Le chercheur et peintre Phan Cẩm Thượng. Photo: HanoiTV |
Si Phan Cẩm Thượng a choisi cette période de 100 ans, c’est parce pour la société et la population vietnamiennes, c’est une période de mutation. Mutation sur le plan politique, tout d’abord, avec cette confrontation entre les derniers souverains de la dynastie des Nguyen et le pouvoir colonial. Mais mutation sur le plan social aussi, avec un exode rural qui provoque une très sérieuse remise en question des coutumes villageoises.
"En 2011, j’avais publié un livre intitulé «La civilisation matérielle des Vietnamiens» qui traite d’objets du quotidien tels que les outils agricoles, les instruments de musique, nous rappelle Phan Cẩm Thượng. Dans ce deuxième livre, je m’intéresse davantage aux coutumes des agriculteurs vietnamiens des 19ème et 20ème siècles. Matérialité et spiritualité vont toujours de pair. Après ce premier livre sur le côté matériel, celui-ci parle du mode de vie quotidien, des rites religieux, des funérailles, des mariages… Ces coutumes ne relèvent ni de la loi ni du code villageois. Ce sont des habitudes qui ont une vie, c’est-à-dire qu’elles naissent, évoluent et meurent."
Photo: Phunuonline |
En 600 pages divisées en six chapitres, Phan Cam Thuong allie contes et études, décrivant la vie de personnes simples, sincères, modérées, respectueuses de la hiérarchie.
"A la différence de mes précédents livres, celui-ci ne répertorie, ni n’énumère les coutumes, nous dit-il. Je me suis focalisé sur deux pratiques qui à mon sens sont les plus représentatives, à savoir les pratiques funéraires et nuptiales. Je les ai étudiées profondément pour voir quelles sont leurs significations, comment elles évoluent dans le temps et ce qui les fait changer. En fait, j’ai voulu parler des gens, de la façon dont les coutumes impactent leur existence et leur futur.»

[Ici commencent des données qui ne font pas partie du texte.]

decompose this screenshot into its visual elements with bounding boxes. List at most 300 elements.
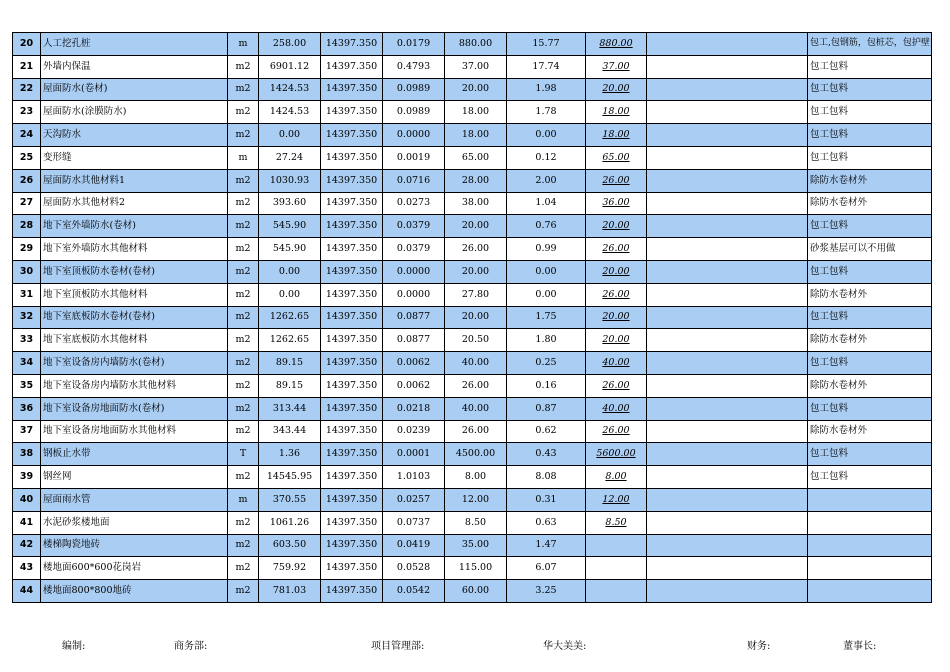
unit-price-cell: 18.00	[445, 101, 507, 124]
note-cell: 除防水卷材外	[808, 420, 932, 443]
area-cell: 14397.350	[321, 397, 383, 420]
target-price-cell	[586, 78, 647, 101]
row-number-cell: 29	[13, 238, 41, 261]
item-name-cell: 地下室顶板防水其他材料	[41, 283, 228, 306]
area-cell: 14397.350	[321, 192, 383, 215]
target-price-value: 8.50	[605, 516, 627, 528]
table-row	[13, 101, 932, 124]
unit-cell: m2	[228, 238, 259, 261]
target-price-cell	[586, 488, 647, 511]
target-price-cell	[586, 55, 647, 78]
blank-cell-cell	[647, 238, 808, 261]
table-row	[13, 557, 932, 580]
quantity-cell: 1262.65	[259, 306, 321, 329]
project-label: 项目管理部:	[371, 641, 425, 652]
row-number-cell: 30	[13, 260, 41, 283]
blank-cell-cell	[647, 124, 808, 147]
unit-price-cell: 4500.00	[445, 443, 507, 466]
target-price-cell	[586, 169, 647, 192]
row-number-cell: 35	[13, 374, 41, 397]
area-cell: 14397.350	[321, 534, 383, 557]
item-name-cell: 地下室外墙防水(卷材)	[41, 215, 228, 238]
unit-price-cell: 8.00	[445, 466, 507, 489]
ratio-cell: 0.0877	[383, 306, 445, 329]
ratio-cell: 0.0239	[383, 420, 445, 443]
area-cell: 14397.350	[321, 580, 383, 603]
item-name-cell: 地下室设备房内墙防水(卷材)	[41, 352, 228, 375]
blank-cell-cell	[647, 33, 808, 56]
quantity-cell: 89.15	[259, 374, 321, 397]
table-row	[13, 33, 932, 56]
area-cell: 14397.350	[321, 260, 383, 283]
unit-cell: m	[228, 146, 259, 169]
unit-cell: m2	[228, 374, 259, 397]
blank-cell-cell	[647, 215, 808, 238]
blank-cell-cell	[647, 557, 808, 580]
ratio-cell: 0.0379	[383, 215, 445, 238]
unit-cost-cell: 0.16	[507, 374, 586, 397]
chairman-label: 董事长:	[843, 641, 877, 652]
area-cell: 14397.350	[321, 124, 383, 147]
note-cell: 除防水卷材外	[808, 169, 932, 192]
unit-cell: m2	[228, 466, 259, 489]
blank-cell-cell	[647, 78, 808, 101]
blank-cell-cell	[647, 192, 808, 215]
blank-cell-cell	[647, 580, 808, 603]
target-price-cell	[586, 238, 647, 261]
unit-cost-cell: 1.98	[507, 78, 586, 101]
item-name-cell: 人工挖孔桩	[41, 33, 228, 56]
quantity-cell: 6901.12	[259, 55, 321, 78]
note-cell: 除防水卷材外	[808, 329, 932, 352]
unit-price-cell: 40.00	[445, 397, 507, 420]
item-name-cell: 地下室顶板防水卷材(卷材)	[41, 260, 228, 283]
unit-cell: m2	[228, 534, 259, 557]
table-row	[13, 283, 932, 306]
unit-cell: m2	[228, 557, 259, 580]
ratio-cell: 0.0716	[383, 169, 445, 192]
target-price-cell	[586, 215, 647, 238]
quantity-cell: 603.50	[259, 534, 321, 557]
ratio-cell: 1.0103	[383, 466, 445, 489]
ratio-cell: 0.0218	[383, 397, 445, 420]
huada-label: 华大美美:	[543, 641, 587, 652]
ratio-cell: 0.0000	[383, 260, 445, 283]
item-name-cell: 钢板止水带	[41, 443, 228, 466]
target-price-cell	[586, 557, 647, 580]
row-number-cell: 21	[13, 55, 41, 78]
target-price-value: 8.00	[605, 471, 627, 483]
note-cell: 包工包料	[808, 466, 932, 489]
unit-cell: m2	[228, 420, 259, 443]
finance-label: 财务:	[747, 641, 771, 652]
area-cell: 14397.350	[321, 55, 383, 78]
row-number-cell: 32	[13, 306, 41, 329]
unit-cell: m2	[228, 55, 259, 78]
table-row	[13, 55, 932, 78]
table-row	[13, 260, 932, 283]
row-number-cell: 38	[13, 443, 41, 466]
item-name-cell: 地下室底板防水卷材(卷材)	[41, 306, 228, 329]
compiled-label: 编制:	[62, 641, 86, 652]
quantity-cell: 0.00	[259, 124, 321, 147]
note-cell: 包工包料	[808, 78, 932, 101]
quantity-cell: 1.36	[259, 443, 321, 466]
quantity-cell: 27.24	[259, 146, 321, 169]
quantity-cell: 89.15	[259, 352, 321, 375]
row-number-cell: 23	[13, 101, 41, 124]
note-cell	[808, 511, 932, 534]
unit-cost-cell: 0.63	[507, 511, 586, 534]
quantity-cell: 258.00	[259, 33, 321, 56]
ratio-cell: 0.0989	[383, 101, 445, 124]
note-cell: 包工,包钢筋，包桩芯，包护壁	[808, 33, 932, 56]
note-cell	[808, 534, 932, 557]
blank-cell-cell	[647, 488, 808, 511]
target-price-value: 18.00	[602, 106, 630, 118]
item-name-cell: 楼地面800*800地砖	[41, 580, 228, 603]
target-price-cell	[586, 443, 647, 466]
row-number-cell: 44	[13, 580, 41, 603]
unit-cost-cell: 0.76	[507, 215, 586, 238]
table-row	[13, 488, 932, 511]
ratio-cell: 0.0877	[383, 329, 445, 352]
unit-cell: m2	[228, 580, 259, 603]
note-cell	[808, 557, 932, 580]
target-price-cell	[586, 374, 647, 397]
table-row	[13, 397, 932, 420]
note-cell: 包工包料	[808, 352, 932, 375]
unit-cost-cell: 3.25	[507, 580, 586, 603]
blank-cell-cell	[647, 352, 808, 375]
area-cell: 14397.350	[321, 215, 383, 238]
item-name-cell: 地下室设备房地面防水其他材料	[41, 420, 228, 443]
target-price-value: 26.00	[602, 174, 630, 186]
unit-price-cell: 20.50	[445, 329, 507, 352]
area-cell: 14397.350	[321, 238, 383, 261]
ratio-cell: 0.0419	[383, 534, 445, 557]
target-price-cell	[586, 397, 647, 420]
target-price-value: 18.00	[602, 129, 630, 141]
unit-price-cell: 40.00	[445, 352, 507, 375]
unit-cost-cell: 17.74	[507, 55, 586, 78]
unit-cost-cell: 2.00	[507, 169, 586, 192]
note-cell	[808, 488, 932, 511]
item-name-cell: 地下室外墙防水其他材料	[41, 238, 228, 261]
target-price-cell	[586, 101, 647, 124]
quantity-cell: 343.44	[259, 420, 321, 443]
table-row	[13, 374, 932, 397]
quantity-cell: 545.90	[259, 238, 321, 261]
target-price-cell	[586, 534, 647, 557]
blank-cell-cell	[647, 534, 808, 557]
unit-cost-cell: 0.00	[507, 260, 586, 283]
note-cell: 除防水卷材外	[808, 192, 932, 215]
quantity-cell: 1030.93	[259, 169, 321, 192]
ratio-cell: 0.0273	[383, 192, 445, 215]
unit-cell: m	[228, 488, 259, 511]
target-price-cell	[586, 466, 647, 489]
row-number-cell: 28	[13, 215, 41, 238]
area-cell: 14397.350	[321, 33, 383, 56]
unit-cost-cell: 1.47	[507, 534, 586, 557]
row-number-cell: 43	[13, 557, 41, 580]
note-cell: 包工包料	[808, 397, 932, 420]
table-row	[13, 238, 932, 261]
row-number-cell: 22	[13, 78, 41, 101]
target-price-cell	[586, 306, 647, 329]
area-cell: 14397.350	[321, 466, 383, 489]
quantity-cell: 545.90	[259, 215, 321, 238]
item-name-cell: 屋面防水其他材料2	[41, 192, 228, 215]
ratio-cell: 0.0989	[383, 78, 445, 101]
item-name-cell: 外墙内保温	[41, 55, 228, 78]
item-name-cell: 屋面防水其他材料1	[41, 169, 228, 192]
quantity-cell: 1424.53	[259, 78, 321, 101]
ratio-cell: 0.0257	[383, 488, 445, 511]
target-price-cell	[586, 352, 647, 375]
item-name-cell: 屋面防水(涂膜防水)	[41, 101, 228, 124]
ratio-cell: 0.0737	[383, 511, 445, 534]
area-cell: 14397.350	[321, 169, 383, 192]
target-price-cell	[586, 420, 647, 443]
unit-cell: m2	[228, 101, 259, 124]
business-label: 商务部:	[174, 641, 208, 652]
blank-cell-cell	[647, 146, 808, 169]
table-row	[13, 78, 932, 101]
unit-cost-cell: 1.04	[507, 192, 586, 215]
quantity-cell: 759.92	[259, 557, 321, 580]
note-cell: 包工包料	[808, 215, 932, 238]
note-cell: 包工包料	[808, 101, 932, 124]
table-row	[13, 192, 932, 215]
blank-cell-cell	[647, 283, 808, 306]
table-row	[13, 466, 932, 489]
area-cell: 14397.350	[321, 283, 383, 306]
ratio-cell: 0.0062	[383, 352, 445, 375]
quantity-cell: 14545.95	[259, 466, 321, 489]
item-name-cell: 屋面雨水管	[41, 488, 228, 511]
area-cell: 14397.350	[321, 443, 383, 466]
area-cell: 14397.350	[321, 511, 383, 534]
ratio-cell: 0.0001	[383, 443, 445, 466]
quantity-cell: 393.60	[259, 192, 321, 215]
area-cell: 14397.350	[321, 306, 383, 329]
unit-cell: m2	[228, 215, 259, 238]
area-cell: 14397.350	[321, 101, 383, 124]
target-price-cell	[586, 260, 647, 283]
blank-cell-cell	[647, 329, 808, 352]
unit-cell: m2	[228, 169, 259, 192]
table-row	[13, 511, 932, 534]
quantity-cell: 0.00	[259, 260, 321, 283]
target-price-cell	[586, 146, 647, 169]
blank-cell-cell	[647, 101, 808, 124]
blank-cell-cell	[647, 443, 808, 466]
unit-cell: m2	[228, 352, 259, 375]
quantity-cell: 1262.65	[259, 329, 321, 352]
table-row	[13, 534, 932, 557]
unit-cost-cell: 1.75	[507, 306, 586, 329]
table-row	[13, 329, 932, 352]
unit-price-cell: 12.00	[445, 488, 507, 511]
unit-price-cell: 26.00	[445, 238, 507, 261]
blank-cell-cell	[647, 397, 808, 420]
target-price-cell	[586, 124, 647, 147]
row-number-cell: 34	[13, 352, 41, 375]
item-name-cell: 钢丝网	[41, 466, 228, 489]
item-name-cell: 天沟防水	[41, 124, 228, 147]
unit-cost-cell: 0.99	[507, 238, 586, 261]
unit-price-cell: 60.00	[445, 580, 507, 603]
note-cell: 除防水卷材外	[808, 374, 932, 397]
target-price-value: 20.00	[602, 311, 630, 323]
unit-cost-cell: 1.80	[507, 329, 586, 352]
area-cell: 14397.350	[321, 488, 383, 511]
quantity-cell: 781.03	[259, 580, 321, 603]
item-name-cell: 地下室设备房地面防水(卷材)	[41, 397, 228, 420]
target-price-value: 36.00	[602, 197, 630, 209]
row-number-cell: 20	[13, 33, 41, 56]
quantity-cell: 313.44	[259, 397, 321, 420]
target-price-cell	[586, 329, 647, 352]
row-number-cell: 42	[13, 534, 41, 557]
ratio-cell: 0.0379	[383, 238, 445, 261]
row-number-cell: 41	[13, 511, 41, 534]
area-cell: 14397.350	[321, 352, 383, 375]
blank-cell-cell	[647, 55, 808, 78]
note-cell: 砂浆基层可以不用做	[808, 238, 932, 261]
unit-price-cell: 38.00	[445, 192, 507, 215]
row-number-cell: 40	[13, 488, 41, 511]
note-cell: 包工包料	[808, 146, 932, 169]
unit-cost-cell: 0.87	[507, 397, 586, 420]
table-row	[13, 580, 932, 603]
unit-price-cell: 20.00	[445, 306, 507, 329]
unit-cell: T	[228, 443, 259, 466]
row-number-cell: 25	[13, 146, 41, 169]
table-row	[13, 215, 932, 238]
unit-cell: m2	[228, 124, 259, 147]
unit-cost-cell: 1.78	[507, 101, 586, 124]
unit-cost-cell: 6.07	[507, 557, 586, 580]
ratio-cell: 0.0179	[383, 33, 445, 56]
target-price-value: 26.00	[602, 425, 630, 437]
ratio-cell: 0.0019	[383, 146, 445, 169]
note-cell: 包工包料	[808, 306, 932, 329]
row-number-cell: 33	[13, 329, 41, 352]
unit-price-cell: 28.00	[445, 169, 507, 192]
target-price-value: 5600.00	[596, 448, 636, 460]
unit-price-cell: 20.00	[445, 260, 507, 283]
blank-cell-cell	[647, 306, 808, 329]
quantity-cell: 0.00	[259, 283, 321, 306]
item-name-cell: 楼梯陶瓷地砖	[41, 534, 228, 557]
unit-price-cell: 880.00	[445, 33, 507, 56]
unit-price-cell: 26.00	[445, 374, 507, 397]
row-number-cell: 26	[13, 169, 41, 192]
target-price-value: 40.00	[602, 402, 630, 414]
unit-price-cell: 35.00	[445, 534, 507, 557]
target-price-value: 65.00	[602, 151, 630, 163]
row-number-cell: 27	[13, 192, 41, 215]
blank-cell-cell	[647, 260, 808, 283]
item-name-cell: 变形缝	[41, 146, 228, 169]
area-cell: 14397.350	[321, 146, 383, 169]
note-cell: 除防水卷材外	[808, 283, 932, 306]
quantity-cell: 1061.26	[259, 511, 321, 534]
quantity-cell: 370.55	[259, 488, 321, 511]
unit-cost-cell: 0.00	[507, 124, 586, 147]
quantity-cell: 1424.53	[259, 101, 321, 124]
target-price-cell	[586, 511, 647, 534]
unit-price-cell: 18.00	[445, 124, 507, 147]
area-cell: 14397.350	[321, 420, 383, 443]
ratio-cell: 0.0000	[383, 124, 445, 147]
table-row	[13, 306, 932, 329]
signature-footer	[0, 637, 950, 653]
row-number-cell: 39	[13, 466, 41, 489]
table-row	[13, 420, 932, 443]
target-price-cell	[586, 192, 647, 215]
ratio-cell: 0.0528	[383, 557, 445, 580]
table-row	[13, 443, 932, 466]
unit-price-cell: 20.00	[445, 215, 507, 238]
unit-price-cell: 115.00	[445, 557, 507, 580]
item-name-cell: 屋面防水(卷材)	[41, 78, 228, 101]
table-row	[13, 352, 932, 375]
target-price-value: 880.00	[599, 37, 633, 49]
unit-cell: m	[228, 33, 259, 56]
unit-cell: m2	[228, 329, 259, 352]
unit-price-cell: 20.00	[445, 78, 507, 101]
row-number-cell: 36	[13, 397, 41, 420]
target-price-value: 20.00	[602, 220, 630, 232]
blank-cell-cell	[647, 511, 808, 534]
unit-price-cell: 27.80	[445, 283, 507, 306]
unit-cost-cell: 0.31	[507, 488, 586, 511]
note-cell: 包工包料	[808, 443, 932, 466]
table-row	[13, 169, 932, 192]
unit-cell: m2	[228, 192, 259, 215]
target-price-value: 37.00	[602, 60, 630, 72]
target-price-value: 20.00	[602, 83, 630, 95]
target-price-value: 12.00	[602, 493, 630, 505]
table-row	[13, 124, 932, 147]
unit-cost-cell: 8.08	[507, 466, 586, 489]
target-price-value: 20.00	[602, 265, 630, 277]
note-cell	[808, 580, 932, 603]
note-cell: 包工包料	[808, 124, 932, 147]
note-cell: 包工包料	[808, 55, 932, 78]
item-name-cell: 地下室设备房内墙防水其他材料	[41, 374, 228, 397]
unit-cost-cell: 0.25	[507, 352, 586, 375]
unit-cost-cell: 0.12	[507, 146, 586, 169]
unit-price-cell: 65.00	[445, 146, 507, 169]
unit-cell: m2	[228, 260, 259, 283]
area-cell: 14397.350	[321, 374, 383, 397]
blank-cell-cell	[647, 466, 808, 489]
ratio-cell: 0.0062	[383, 374, 445, 397]
target-price-value: 26.00	[602, 288, 630, 300]
target-price-cell	[586, 283, 647, 306]
unit-cell: m2	[228, 78, 259, 101]
blank-cell-cell	[647, 169, 808, 192]
row-number-cell: 37	[13, 420, 41, 443]
unit-cell: m2	[228, 283, 259, 306]
ratio-cell: 0.0000	[383, 283, 445, 306]
unit-cost-cell: 0.62	[507, 420, 586, 443]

Pour aider ses lecteurs à comprendre les origines de ces pratiques anciennes, dont certaines sont encore en vigueur, Phan Cam Thuong a utilisé une approche anthropologique.
"J’ai étudié les pratiques quotidiennes villageoises de différentes ethnies, pas seulement celles des Kinh. Chacune des 54 ethnies qui composent la nation dispose de pratiques qui lui sont propres, mais aussi de pratiques qui sont communes, sinon à toutes, au moins à quelques-unes d’entre elles. J’ai procédé à une analyse comparative des pratiques funéraires et nuptiales des Muong, des Thai noirs ou encore des Tay qui sont des communautés ethniques importantes du pays", nous explique-t-il.
Avec son écriture simple, «Les coutumes d’une vie» de Phan Cam Thuong est salué par de nombreux critiques comme étant un livre d’histoire dans lequel la «majorité du peuple» prend note de la façon dont il vit, échange, chante et aime. Mai Anh Tuan, l’un de ces critiques, estime que l’auteur a mis en évidence le fait que ce sont les paysans eux-mêmes qui préservent leur identité culturelle, et que leurs coutumes sont tellement solides qu’elles restent imperméables à toute idéologie, à toute culture étrangère. De son côté, l’écrivain Nguyen Ngoc compare ce livre à des annales du quotidien du Vietnamien.
«Les coutumes d’une vie» est le deuxième livre d’un recueil de quatre livres consacré à la civilisation vietnamienne de Phan Cam Thuong. Les prochains devraient voir le jour en 2020 et 2022, portant respectivement sur les régions et sur le changement de la société vietnamienne au 19ème siècle.